PHOENIX -- It makes total sense that this WNBA Western Conference finals should go to three games. In fact, it's too bad it can't go longer.
"This feels like a championship [series]," Los Angeles' Lisa Leslie said after the Sparks' 87-76 victory Friday at US Airways Center tied the matchup at 1-1. "We're working really hard; both teams are. The best team will win [Saturday], and the team that wins will win the WNBA championship. I believe that."
Leslie then added with a chuckle, "Of course, I'm from the West, so I have to believe that."
Well, either Indiana or Detroit -- which also are going the distance in the East finals, thanks to the Fever's series-tying 79-75 win Friday -- will have something to say about that. But it just takes a glance out on the floor when the Sparks and Mercury are playing each other to confirm why Leslie feels that way. Everywhere you look, there's a great player. They're all over the place.
What will make the difference is what style most of Game 3 is. The Mercury want the pace to be breakneck, and the Sparks want it to be more deliberate. The first game of the series went just like the Mercury prefers, as Phoenix won 103-94. Friday's contest was much more to the liking of the Sparks; it was just the fourth time this season that Phoenix was held to fewer than 80 points.
"We never got in our style of play," Mercury coach Corey Gaines said. "We'll be ready [Saturday]."
Mercury star Diana Taurasi, who had 25 points and five rebounds before fouling out, said that Phoenix's offense suffered because the defense just wasn't that good.
"When we're playing really well, we get opportunities on the defensive side," she said. "We find a way, and today we didn't find a way. When we did, it was a little bit too late."
The Mercury also just flat-out didn't shoot well, with Cappie Pondexter (5 of 16) and Penny Taylor (2 of 10) just seeming off most of the night. Pondexter seemed to be trying to get the right feel for her shots, but it was never really quite there for her.
Before the game, Leslie stressed that studying the mistakes the Sparks made against Phoenix on Wednesday gave them a clear view of what they had to do.
"We know we can't allow them to shoot that way from the 3-point line," Leslie said of the 14-of-30 performance the Mercury had in Game 1. "I feel our team can beat this team, but they are awesome. They shoot the ball so well, and they've played great basketball. But I think it's our motto this year that we've got to find a way to win."
Usually, the path that works for the Sparks is to get the advantage on the boards, pass for high-percentage shots and rely on the versatility of what's likely as good a collection of four post players as there has ever been on one team in the WNBA: Leslie, Tina Thompson, DeLisha Milton-Jones and Candace Parker.
The first three are longtime veterans who already have WNBA championship rings. Parker is looking for her first one to add to something she has that the other three don't (and won't ever again have a chance to get): an NCAA title. Parker has two of those.
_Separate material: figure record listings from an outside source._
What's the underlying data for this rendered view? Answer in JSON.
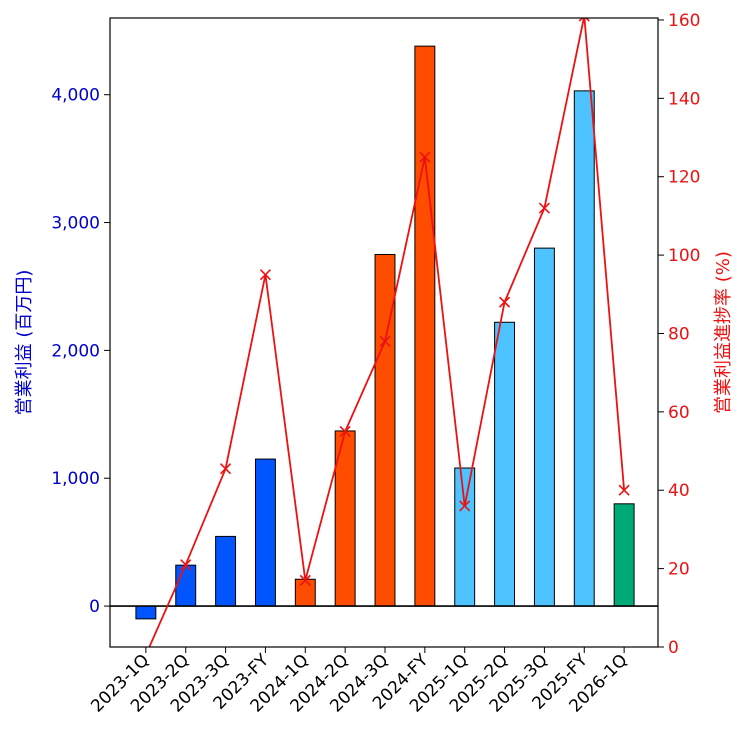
{
  "chart_data": {
    "type": "bar",
    "title": "",
    "xlabel": "",
    "ylabel": "営業利益 (百万円)",
    "y2label": "営業利益進捗率 (%)",
    "categories": [
      "2023-1Q",
      "2023-2Q",
      "2023-3Q",
      "2023-FY",
      "2024-1Q",
      "2024-2Q",
      "2024-3Q",
      "2024-FY",
      "2025-1Q",
      "2025-2Q",
      "2025-3Q",
      "2025-FY",
      "2026-1Q"
    ],
    "values": [
      -100,
      320,
      545,
      1150,
      210,
      1370,
      2750,
      4380,
      1080,
      2220,
      2800,
      4030,
      800
    ],
    "bar_colors": [
      "#0055ff",
      "#0055ff",
      "#0055ff",
      "#0055ff",
      "#ff4d00",
      "#ff4d00",
      "#ff4d00",
      "#ff4d00",
      "#4dc3ff",
      "#4dc3ff",
      "#4dc3ff",
      "#4dc3ff",
      "#00aa77"
    ],
    "line_series": {
      "name": "営業利益進捗率 (%)",
      "color": "#ee1111",
      "marker": "x",
      "values": [
        -2,
        21,
        45.5,
        95,
        17,
        55,
        78,
        125,
        36,
        88,
        112,
        161,
        40
      ]
    },
    "ylim": [
      -320,
      4600
    ],
    "y2lim": [
      0,
      160.5
    ],
    "yticks": [
      0,
      1000,
      2000,
      3000,
      4000
    ],
    "ytick_labels": [
      "0",
      "1,000",
      "2,000",
      "3,000",
      "4,000"
    ],
    "y2ticks": [
      0,
      20,
      40,
      60,
      80,
      100,
      120,
      140,
      160
    ],
    "y2tick_labels": [
      "0",
      "20",
      "40",
      "60",
      "80",
      "100",
      "120",
      "140",
      "160"
    ],
    "zero_line": true,
    "grid": false,
    "legend": "none",
    "left_axis_color": "#0000cc",
    "right_axis_color": "#ee1111"
  }
}
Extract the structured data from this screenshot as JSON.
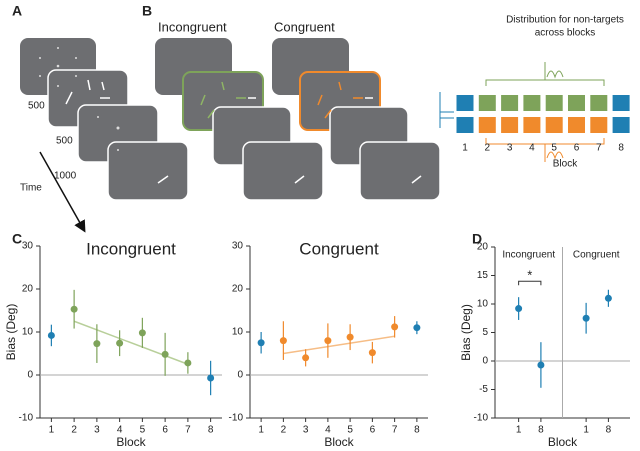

There is an extremely high basketball IQ among those four, and that's what can frustrate all of them at times: when the Sparks don't play smart.
"I feel like this is a very smart team when we try to be smart," Parker said. "When we want to do it. We didn't do that as well [Wednesday]."
Still, as much as Game 1 went to Phoenix's preferred pace, the Sparks were in it until the end. Parker missed a game-tying shot with 1 minute, 22 seconds left that stuck in her mind.
"We had opportunities in that game," she said. "I was living that layup over and over in my head. I was thinking about all those 3-pointers where we came into help and didn't get back out. All the things we didn't do that we could have."
But that wasn't the case Friday, when the Sparks were sharp from the beginning and never let themselves get too far adrift.
"We came out and put the pressure on them, that was the key," Parker said. "We actually paid attention to detail -- and it's funny that when you have to, you pay attention to it.
"We have to run them off the 3-point line. We got a little sloppy at times, but we regained our focus and didn't allow that to keep happening."
Meanwhile, the Mercury know that it relies less on the details and more on letting its stars do what they do best.
"Basketball comes down to how many plays you make," Taurasi said. "We could talk X's and O's, but at the end of the day, it's how many plays you make."